Un bruit assourdissant, de violentes secousses, puis des vitres qui volent en éclat. Pour les 186 passagers qui étaient à bord du train reliant Rouen à Caen ce vendredi 11 septembre au soir, quelques secondes auront suffi à transformer un trajet ordinaire en scène de chaos. Vers 19h45, alors qu’il circulait entre les gares de Tourville et Elbeuf-Saint-Aubin, à proximité de Rouan, le TER dans lequel ils étaient assis a brusquement déraillé. Probablement la conséquence d’un acte de sabotage volontaire, selon les premiers éléments de l’enquête, dont le bilan est lourd : 44 blessés, dont une jeune femme de 18 ans évacuée par hélicoptère «en urgence absolue».
«J’ai essayé de m’agripper au siège de devant»

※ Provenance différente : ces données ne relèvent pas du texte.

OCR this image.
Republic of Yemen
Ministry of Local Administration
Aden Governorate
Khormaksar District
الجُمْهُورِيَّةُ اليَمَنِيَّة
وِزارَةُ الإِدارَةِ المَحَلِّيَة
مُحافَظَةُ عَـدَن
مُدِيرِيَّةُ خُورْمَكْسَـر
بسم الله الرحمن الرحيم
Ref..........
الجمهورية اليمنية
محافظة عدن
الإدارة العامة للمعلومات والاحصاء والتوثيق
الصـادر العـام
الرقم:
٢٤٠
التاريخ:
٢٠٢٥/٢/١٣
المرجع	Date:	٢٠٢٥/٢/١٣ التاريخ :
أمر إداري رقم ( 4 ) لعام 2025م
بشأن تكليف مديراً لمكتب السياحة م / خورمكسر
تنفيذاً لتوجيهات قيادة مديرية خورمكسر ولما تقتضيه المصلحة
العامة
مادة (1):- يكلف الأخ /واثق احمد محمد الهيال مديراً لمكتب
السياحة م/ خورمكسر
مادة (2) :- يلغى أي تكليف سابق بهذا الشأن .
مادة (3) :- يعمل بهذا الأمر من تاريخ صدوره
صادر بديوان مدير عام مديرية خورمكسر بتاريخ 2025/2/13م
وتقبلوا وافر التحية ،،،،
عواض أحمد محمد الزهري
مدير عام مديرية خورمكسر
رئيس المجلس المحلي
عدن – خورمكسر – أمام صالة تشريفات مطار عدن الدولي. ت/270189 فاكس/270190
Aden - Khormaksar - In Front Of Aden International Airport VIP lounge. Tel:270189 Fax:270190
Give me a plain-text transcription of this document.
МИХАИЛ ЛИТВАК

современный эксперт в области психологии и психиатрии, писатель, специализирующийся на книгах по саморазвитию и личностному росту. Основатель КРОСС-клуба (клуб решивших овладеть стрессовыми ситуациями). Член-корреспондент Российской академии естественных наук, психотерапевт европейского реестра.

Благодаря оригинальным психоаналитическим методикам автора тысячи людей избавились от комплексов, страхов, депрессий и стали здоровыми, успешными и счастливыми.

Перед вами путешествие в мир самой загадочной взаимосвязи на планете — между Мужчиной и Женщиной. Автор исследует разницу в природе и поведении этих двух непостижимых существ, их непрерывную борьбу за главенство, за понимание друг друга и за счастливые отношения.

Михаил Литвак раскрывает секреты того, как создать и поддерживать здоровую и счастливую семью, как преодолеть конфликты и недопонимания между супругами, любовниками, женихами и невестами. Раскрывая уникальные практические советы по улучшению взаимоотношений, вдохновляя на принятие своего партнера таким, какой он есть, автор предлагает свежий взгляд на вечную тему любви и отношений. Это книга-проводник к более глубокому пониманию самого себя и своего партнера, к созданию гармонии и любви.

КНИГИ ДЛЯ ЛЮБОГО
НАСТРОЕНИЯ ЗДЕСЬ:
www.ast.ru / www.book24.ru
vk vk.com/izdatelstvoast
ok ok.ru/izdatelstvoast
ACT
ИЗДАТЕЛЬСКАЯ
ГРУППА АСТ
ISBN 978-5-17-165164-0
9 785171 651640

Les premiers témoignages recueillis sont glaçants. Louis, 24 ans, témoigne auprès d’ICI Normandie avoir d’abord ressenti «quelques secousses», avant que celles-ci ne deviennent, «au bout de trois secondes», de plus en plus fortes. «Je ne tenais plus sur mon siège (…) J’ai essayé de m’agripper au siège de devant», raconte-t-il. Puis les vitres ont «partiellement explosé» et «les cailloux de la voie sont rentrés dans le wagon». S’il semble s’en être sorti sans séquelles, la scène continue de le hanter plusieurs heures après les faits : «C’était vraiment choquant, j’en tremble encore.»
D’autres, comme Luis Branco, qui se trouvait dans la deuxième rame, n’en sont pas sortis indemnes. «On a entendu un gros bruit, suivi de tremblements. Puis nous avons vu la première voiture du train décoller et les vitres se briser», témoigne ce passager auprès de TF1info. En quelques secondes, se souvient-il, «la première voiture s’est renversée et je n’avais plus de train devant moi». Quelques instants plus tard, Luis était «face aux rails», avec «rien pour l’en protéger», rapportent nos confrères. Blessé au visage, il a ensuite été pris en charge au CHU de Rouen. Selon son témoignage, les secours sont arrivés «une vingtaine de minutes après le déraillement».
«Il y avait peut-être 150 ou 200 personnes dehors dans la forêt»
À l’intérieur des voitures, les voyageurs découvrent rapidement l’ampleur des blessures. Un passager raconte notamment à TF1info avoir vu un jeune homme au «visage tout ensanglanté». «Ça m’a choqué et ça m’a fait pleurer», confie-t-il. Mais une fois le train immobilisé, l’urgence est de sortir des wagons. Xavier, un autre passager contacté par franceinfo, raconte avoir entendu un «bruit énorme» avant que le train ne s’immobilise. «Tout le monde avait très peur. Comme tout le monde, je pensais que j’allais mourir.» La contrôleuse demande alors aux voyageurs de quitter le train et de s’en éloigner. «Il y avait peut-être 150 ou 200 personnes dehors dans la forêt», raconte Xavier à franceinfo.
Les passagers indemnes sont finalement regroupés dans une salle de spectacle mise à disposition par la mairie de Cléon. Pour certains, l’attente et le contrecoup de l’accident sont particulièrement difficiles à vivre. «Je me suis dit : je vais mourir aujourd’hui», relate auprès de LCI, un passager, qui se remet péniblement du «pic d’adrénaline» provoqué par l’épisode. Xavier raconte que son fils est venu le chercher. Au téléphone, l’émotion a été trop forte pour qu’il puisse immédiatement lui parler. «Au début je n’arrivais pas à lui parler parce que je me mettais à pleurer tout le temps», confie-t-il à franceinfo. Désormais, il espère surtout «ne pas faire de cauchemar» après cette expérience.
Sur place, le préfet de Seine-Maritime a déclenché le plan Orsec «nombreuses victimes» (NOVI). Les premiers éléments communiqués par le parquet indiquent par ailleurs que les dépistages d’alcool et de stupéfiants pratiqués sur le conducteur du train se sont révélés «tous négatifs». La piste de l’acte malveillant est privilégiée après la découverte d’un morceau de rail sur la voie où l’accident a eu lieu, a indiqué samedi matin à l’AFP une source policière. Vendredi soir, d’importants moyens de secours ont été mobilisés, avec 130 pompiers, cinq équipes médicales et 80 véhicules.